La nube púrpura del orden de las leyes celestiales, al perder resistencia, se precipitó hacia el Río Celestial, chocando con la cortina de luz de formación y los innumerables talismanes de sangre. Una poderosa tormenta de energía divina se extendió hacia el universo.

El Ancestro Zhongming estaba de pie sobre la superficie del mar, mirando hacia el cielo, con los ojos llenos de preocupación: —Al final, lograron escapar.

—Tanto Xu Fengjin como Feng Caiyi tienen un fuerte deseo de venganza.

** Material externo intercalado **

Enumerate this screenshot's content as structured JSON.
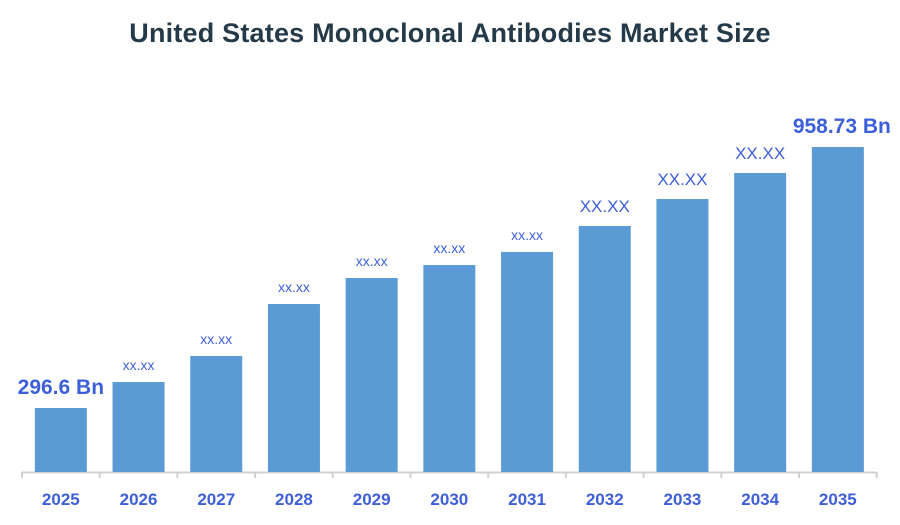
{
  "chart_data": {
    "type": "bar",
    "title": "United States Monoclonal Antibodies Market Size",
    "xlabel": "",
    "ylabel": "",
    "categories": [
      "2025",
      "2026",
      "2027",
      "2028",
      "2029",
      "2030",
      "2031",
      "2032",
      "2033",
      "2034",
      "2035"
    ],
    "values": [
      296.6,
      362.5,
      428.5,
      560.4,
      626.4,
      659.3,
      692.3,
      758.3,
      826.8,
      892.8,
      958.73
    ],
    "data_labels": [
      "296.6 Bn",
      "xx.xx",
      "xx.xx",
      "xx.xx",
      "xx.xx",
      "xx.xx",
      "xx.xx",
      "XX.XX",
      "XX.XX",
      "XX.XX",
      "958.73 Bn"
    ],
    "grid": false,
    "y_axis_visible": false,
    "colors": {
      "bar": "#5b9bd5",
      "label": "#3d5fd9",
      "title": "#253a48",
      "axis": "#d0d0d0"
    }
  }
}
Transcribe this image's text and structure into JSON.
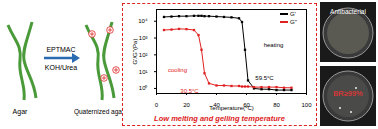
{
  "chart_data": {
    "type": "line",
    "x": [
      5,
      10,
      15,
      20,
      25,
      28,
      30,
      32,
      35,
      40,
      45,
      50,
      55,
      57,
      59,
      61,
      65,
      70,
      75,
      80,
      85,
      90
    ],
    "series": [
      {
        "name": "G'",
        "color": "#000000",
        "marker": "square",
        "values": [
          18000,
          19000,
          20000,
          20000,
          21000,
          21000,
          21000,
          20000,
          20000,
          19000,
          18000,
          17000,
          15000,
          9000,
          200,
          3,
          1,
          0.9,
          0.9,
          0.8,
          0.8,
          0.8
        ]
      },
      {
        "name": "G''",
        "color": "#e02020",
        "marker": "square",
        "values": [
          3000,
          3200,
          3500,
          3400,
          3000,
          1500,
          200,
          8,
          2,
          1.5,
          1.5,
          1.4,
          1.4,
          1.3,
          1.3,
          1.3,
          1.2,
          1.2,
          1.2,
          1.2,
          1.1,
          1.1
        ]
      }
    ],
    "x_label": "Temperature(°C)",
    "y_label": "G'/G''(Pa)",
    "xlim": [
      0,
      100
    ],
    "xticks": [
      0,
      20,
      40,
      60,
      80,
      100
    ],
    "ylim": [
      0.5,
      50000
    ],
    "yticks": [
      {
        "value": 1,
        "label": "10⁰"
      },
      {
        "value": 10,
        "label": "10¹"
      },
      {
        "value": 100,
        "label": "10²"
      },
      {
        "value": 1000,
        "label": "10³"
      },
      {
        "value": 10000,
        "label": "10⁴"
      }
    ],
    "log": "y",
    "legend": "top-right",
    "annotations": [
      {
        "text": "heating",
        "x": 78,
        "y": 400,
        "color": "#000000"
      },
      {
        "text": "cooling",
        "x": 14,
        "y": 12,
        "color": "#e02020"
      },
      {
        "text": "30.5°C",
        "x": 22,
        "y": 0.7,
        "color": "#e02020"
      },
      {
        "text": "59.5°C",
        "x": 72,
        "y": 4,
        "color": "#000000"
      }
    ]
  },
  "scheme": {
    "from": "Agar",
    "reagent": "EPTMAC",
    "conditions": "KOH/Urea",
    "to": "Quaternized agar"
  },
  "caption": "Low melting and gelling temperature",
  "photos": {
    "top": "Antibacterial",
    "bottom": "BR≥99%"
  }
}
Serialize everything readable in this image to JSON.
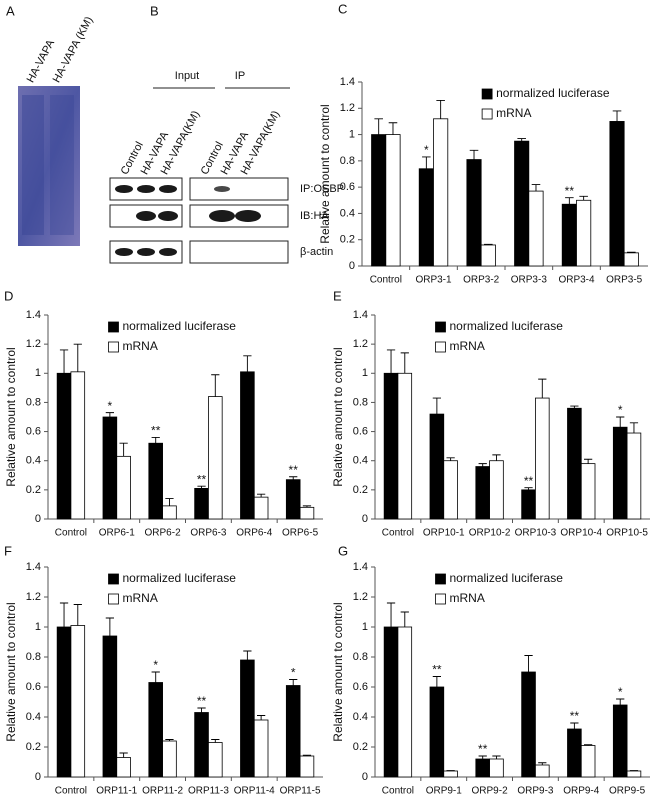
{
  "panel_a": {
    "label": "A",
    "lanes": [
      "HA-VAPA",
      "HA-VAPA (KM)"
    ]
  },
  "panel_b": {
    "label": "B",
    "groups": [
      "Input",
      "IP"
    ],
    "lanes": [
      "Control",
      "HA-VAPA",
      "HA-VAPA(KM)",
      "Control",
      "HA-VAPA",
      "HA-VAPA(KM)"
    ],
    "rows": [
      "IP:OSBP",
      "IB:HA",
      "β-actin"
    ]
  },
  "chart_data": [
    {
      "type": "bar",
      "panel": "C",
      "ylabel": "Relative amount to control",
      "legend": "upper center",
      "ylim": [
        0,
        1.4
      ],
      "yticks": [
        0,
        0.2,
        0.4,
        0.6,
        0.8,
        1,
        1.2,
        1.4
      ],
      "categories": [
        "Control",
        "ORP3-1",
        "ORP3-2",
        "ORP3-3",
        "ORP3-4",
        "ORP3-5"
      ],
      "series": [
        {
          "name": "normalized luciferase",
          "color": "#000000",
          "values": [
            1.0,
            0.74,
            0.81,
            0.95,
            0.47,
            1.1
          ],
          "errors": [
            0.12,
            0.09,
            0.07,
            0.02,
            0.05,
            0.08
          ],
          "significance": [
            null,
            "*",
            null,
            null,
            "**",
            null
          ]
        },
        {
          "name": "mRNA",
          "color": "#ffffff",
          "values": [
            1.0,
            1.12,
            0.16,
            0.57,
            0.5,
            0.1
          ],
          "errors": [
            0.09,
            0.14,
            0.005,
            0.05,
            0.03,
            0.005
          ]
        }
      ]
    },
    {
      "type": "bar",
      "panel": "D",
      "ylabel": "Relative amount to control",
      "legend": "upper left",
      "ylim": [
        0,
        1.4
      ],
      "yticks": [
        0,
        0.2,
        0.4,
        0.6,
        0.8,
        1,
        1.2,
        1.4
      ],
      "categories": [
        "Control",
        "ORP6-1",
        "ORP6-2",
        "ORP6-3",
        "ORP6-4",
        "ORP6-5"
      ],
      "series": [
        {
          "name": "normalized luciferase",
          "color": "#000000",
          "values": [
            1.0,
            0.7,
            0.52,
            0.21,
            1.01,
            0.27
          ],
          "errors": [
            0.16,
            0.03,
            0.04,
            0.015,
            0.11,
            0.02
          ],
          "significance": [
            null,
            "*",
            "**",
            "**",
            null,
            "**"
          ]
        },
        {
          "name": "mRNA",
          "color": "#ffffff",
          "values": [
            1.01,
            0.43,
            0.09,
            0.84,
            0.15,
            0.08
          ],
          "errors": [
            0.19,
            0.09,
            0.05,
            0.15,
            0.02,
            0.01
          ]
        }
      ]
    },
    {
      "type": "bar",
      "panel": "E",
      "ylabel": "Relative amount to control",
      "legend": "upper left",
      "ylim": [
        0,
        1.4
      ],
      "yticks": [
        0,
        0.2,
        0.4,
        0.6,
        0.8,
        1,
        1.2,
        1.4
      ],
      "categories": [
        "Control",
        "ORP10-1",
        "ORP10-2",
        "ORP10-3",
        "ORP10-4",
        "ORP10-5"
      ],
      "series": [
        {
          "name": "normalized luciferase",
          "color": "#000000",
          "values": [
            1.0,
            0.72,
            0.36,
            0.2,
            0.76,
            0.63
          ],
          "errors": [
            0.16,
            0.11,
            0.02,
            0.015,
            0.015,
            0.07
          ],
          "significance": [
            null,
            null,
            null,
            "**",
            null,
            "*"
          ]
        },
        {
          "name": "mRNA",
          "color": "#ffffff",
          "values": [
            1.0,
            0.4,
            0.4,
            0.83,
            0.38,
            0.59
          ],
          "errors": [
            0.14,
            0.02,
            0.04,
            0.13,
            0.03,
            0.07
          ]
        }
      ]
    },
    {
      "type": "bar",
      "panel": "F",
      "ylabel": "Relative amount to control",
      "legend": "upper left",
      "ylim": [
        0,
        1.4
      ],
      "yticks": [
        0,
        0.2,
        0.4,
        0.6,
        0.8,
        1,
        1.2,
        1.4
      ],
      "categories": [
        "Control",
        "ORP11-1",
        "ORP11-2",
        "ORP11-3",
        "ORP11-4",
        "ORP11-5"
      ],
      "series": [
        {
          "name": "normalized luciferase",
          "color": "#000000",
          "values": [
            1.0,
            0.94,
            0.63,
            0.43,
            0.78,
            0.61
          ],
          "errors": [
            0.16,
            0.12,
            0.07,
            0.03,
            0.06,
            0.04
          ],
          "significance": [
            null,
            null,
            "*",
            "**",
            null,
            "*"
          ]
        },
        {
          "name": "mRNA",
          "color": "#ffffff",
          "values": [
            1.01,
            0.13,
            0.24,
            0.23,
            0.38,
            0.14
          ],
          "errors": [
            0.14,
            0.03,
            0.01,
            0.02,
            0.03,
            0.005
          ]
        }
      ]
    },
    {
      "type": "bar",
      "panel": "G",
      "ylabel": "Relative amount to control",
      "legend": "upper left",
      "ylim": [
        0,
        1.4
      ],
      "yticks": [
        0,
        0.2,
        0.4,
        0.6,
        0.8,
        1,
        1.2,
        1.4
      ],
      "categories": [
        "Control",
        "ORP9-1",
        "ORP9-2",
        "ORP9-3",
        "ORP9-4",
        "ORP9-5"
      ],
      "series": [
        {
          "name": "normalized luciferase",
          "color": "#000000",
          "values": [
            1.0,
            0.6,
            0.12,
            0.7,
            0.32,
            0.48
          ],
          "errors": [
            0.16,
            0.07,
            0.02,
            0.11,
            0.04,
            0.04
          ],
          "significance": [
            null,
            "**",
            "**",
            null,
            "**",
            "*"
          ]
        },
        {
          "name": "mRNA",
          "color": "#ffffff",
          "values": [
            1.0,
            0.04,
            0.12,
            0.08,
            0.21,
            0.04
          ],
          "errors": [
            0.1,
            0.003,
            0.02,
            0.015,
            0.005,
            0.003
          ]
        }
      ]
    }
  ]
}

Seguramente tomarán medidas —dijo un Soberano Divino de la raza demoníaca.

Un misterioso experto de la raza demoníaca, envuelto en una túnica negra, dijo: —Todo esto es por culpa de Zhang Ruochen. Ese muchacho no solo ha causado caos en el Palacio Celestial, sino que también ha arruinado nuestros grandes planes. Pero su cultivación actual es bastante impresionante, capaz de hacer lo que un Ilimitado Inmortal no puede. Si tenemos la oportunidad, debemos eliminarlo.

Su aura era mucho más poderosa que la del Soberano Divino de la raza demoníaca a su lado. No tenía piernas, solo una cola cubierta de escamas debajo de su cuerpo. Y esas escamas, en su mayoría, estaban podridas, emanando hilos de aura de muerte.